The answer to long term forecasting

The answer to long term forecasting lies in mean reversion and its determinants, says Mukul Pal, CMT and Founder of a global alternative research firm.

One side behavioural finance uses an oscillating behaviour to disprove randomness and others use large fluctuations in an otherwise mean reverting behaviour to call the phenomenon unexplained.

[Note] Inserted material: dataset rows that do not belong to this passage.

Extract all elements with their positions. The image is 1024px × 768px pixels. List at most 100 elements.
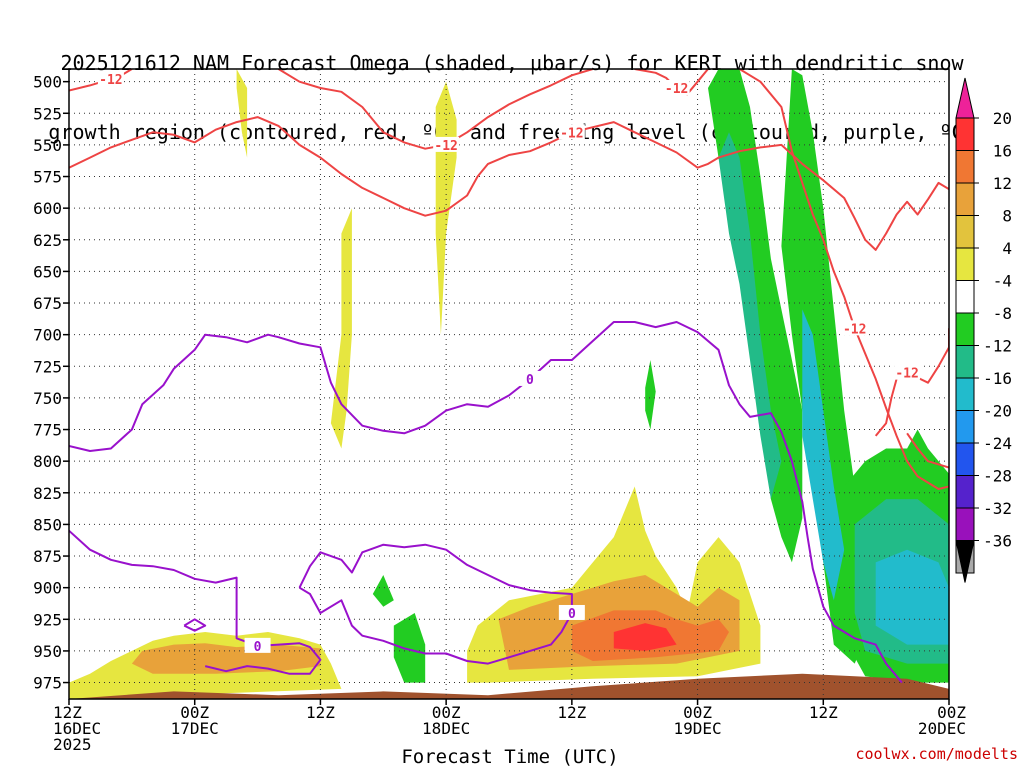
- contour-label-freezing-mid: 0: [558, 604, 585, 622]
- x-tick-label: 00Z: [432, 703, 461, 722]
- y-tick-label: 725: [33, 357, 62, 376]
- shade-neg-east-low-16: [875, 549, 949, 645]
- contour-label-minus12-upper: -12: [97, 71, 124, 88]
- y-tick-label: 750: [33, 389, 62, 408]
- contour-label-text: 0: [568, 607, 576, 622]
- y-tick-label: 550: [33, 136, 62, 155]
- y-tick-label: 925: [33, 610, 62, 629]
- contour-label-text: -12: [560, 126, 583, 141]
- surface-terrain: [69, 673, 949, 699]
- colorbar-label: 16: [993, 142, 1012, 161]
- plot-frame: [68, 68, 950, 700]
- x-tick-label: 2025: [53, 735, 92, 754]
- colorbar-band: [955, 410, 975, 444]
- y-tick-label: 825: [33, 484, 62, 503]
- contour-label-minus12-main: -12: [558, 124, 585, 141]
- contour-label-text: -12: [99, 73, 122, 88]
- contour-label-bg: [433, 136, 460, 152]
- colorbar-band: [955, 117, 975, 151]
- contour-freezing-blob: [183, 618, 207, 632]
- contour-label-freezing-lower: 0: [244, 637, 271, 655]
- contour-minus12-lower-east: [874, 328, 949, 437]
- colorbar-band: [955, 345, 975, 379]
- y-tick-label: 975: [33, 674, 62, 693]
- y-tick-label: 800: [33, 452, 62, 471]
- colorbar-band: [955, 247, 975, 281]
- y-tick-label: 700: [33, 326, 62, 345]
- x-tick-label: 16DEC: [53, 719, 101, 738]
- x-tick-label: 12Z: [306, 703, 335, 722]
- colorbar-band: [955, 150, 975, 184]
- x-tick-label: 00Z: [180, 703, 209, 722]
- colorbar-band: [955, 475, 975, 509]
- y-tick-label: 600: [33, 199, 62, 218]
- colorbar-band: [955, 377, 975, 411]
- y-axis: 500 525 550 575 600 625 650 675 700 725 750 775 800 8…: [33, 73, 69, 693]
- contour-label-minus12-upper-right: -12: [433, 136, 460, 154]
- x-tick-label: 12Z: [809, 703, 838, 722]
- contour-label-minus12-east: -12: [841, 320, 868, 337]
- y-tick-label: 650: [33, 262, 62, 281]
- colorbar-label: -8: [993, 304, 1012, 323]
- shade-neg-small-1: [645, 360, 656, 430]
- contour-label-bg: [894, 364, 921, 380]
- contour-minus12-near-surface: [906, 432, 949, 469]
- contour-label-bg: [558, 604, 585, 620]
- colorbar-label: 20: [993, 109, 1012, 128]
- y-tick-label: 900: [33, 579, 62, 598]
- colorbar-label: 8: [1002, 207, 1012, 226]
- contour-label-text: 0: [526, 373, 534, 388]
- y-tick-label: 950: [33, 642, 62, 661]
- contour-labels: -12 -12 -12 -12 -12 -12 0 0 0: [97, 71, 921, 655]
- x-tick-label: 17DEC: [171, 719, 219, 738]
- contour-label-bg: [516, 370, 543, 386]
- colorbar-bottom-arrow: [955, 540, 975, 583]
- shade-warm-low-left-8: [131, 643, 321, 674]
- x-axis-label: Forecast Time (UTC): [401, 746, 618, 768]
- colorbar-label: -36: [983, 532, 1012, 551]
- contour-label-bg: [663, 79, 690, 95]
- colorbar-label: -28: [983, 467, 1012, 486]
- colorbar-band: [955, 312, 975, 346]
- contour-label-minus12-lower-east: -12: [894, 364, 921, 382]
- contour-label-bg: [97, 71, 124, 87]
- colorbar-band: [955, 442, 975, 476]
- x-tick-label: 00Z: [937, 703, 966, 722]
- contour-label-text: -12: [665, 82, 688, 97]
- colorbar-band: [955, 182, 975, 216]
- contour-label-minus12-right: -12: [663, 79, 690, 97]
- contour-label-bg: [558, 124, 585, 140]
- colorbar-top-arrow: [955, 77, 975, 119]
- colorbar: 20 16 12 8 4 -4 -8 -12 -16 -20 -24 -28 -32 -36: [955, 77, 1012, 583]
- contour-label-bg: [244, 637, 271, 653]
- contour-label-text: -12: [895, 367, 918, 382]
- shade-pos-mid-low-16: [613, 623, 677, 651]
- colorbar-label: 4: [1002, 239, 1012, 258]
- colorbar-band: [955, 215, 975, 249]
- shade-pos-col-1: [236, 69, 253, 209]
- y-tick-label: 675: [33, 294, 62, 313]
- x-tick-label: 20DEC: [918, 719, 966, 738]
- contour-label-text: 0: [254, 640, 262, 655]
- x-tick-label: 00Z: [683, 703, 712, 722]
- x-tick-label: 19DEC: [673, 719, 721, 738]
- contour-label-freezing-level: 0: [516, 370, 543, 388]
- colorbar-label: -20: [983, 402, 1012, 421]
- y-tick-label: 525: [33, 104, 62, 123]
- shade-neg-main-column-12: [718, 132, 782, 500]
- x-tick-label: 18DEC: [422, 719, 470, 738]
- y-tick-label: 575: [33, 168, 62, 187]
- y-tick-label: 500: [33, 73, 62, 92]
- colorbar-label: -24: [983, 434, 1012, 453]
- shade-neg-small-2: [372, 575, 394, 607]
- shade-neg-small-3: [393, 613, 426, 683]
- colorbar-label: 12: [993, 174, 1012, 193]
- colorbar-label: -32: [983, 499, 1012, 518]
- y-tick-label: 850: [33, 515, 62, 534]
- x-tick-label: 12Z: [557, 703, 586, 722]
- contour-label-bg: [841, 320, 868, 336]
- colorbar-band: [955, 280, 975, 314]
- plot-content: [69, 69, 949, 699]
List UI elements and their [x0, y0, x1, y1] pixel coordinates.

“We redefined mean reversion as extreme reversion and connected outliers with it, explaining how outliers were happening across time frames”, says Pal. “The larger the time frame associated with an outlier, the larger the reversion expressed by the outlier. Even technically larger the previous price structure, larger the breakout, and larger the investment opportunity that outlier presents.”

Mean reversion

“Somewhere this outlier approach fits in with the dynamical systems (chaos, The strange Attractor) well because we just talk about reversion, we don’t talk about the pattern of reversion, whether it’s going to be in a zigzag or an impulse. Whether an outlier is going to outperform and become the best or whether an outlier is going to outperform, deliver average performance and stagnate.”

The answer to longer term forecasting according to Pal also lies in considering asset performance inter-connected with every holding period in a hierarchical structure. “This means that active and passive investing styles were also connected. This also meant that performances of global indices were connected as a part of the same group.”

“And any outliers among this group too were destined too revert. This is what we did. We took a large group of global indices and ranked them on quarterly performance.”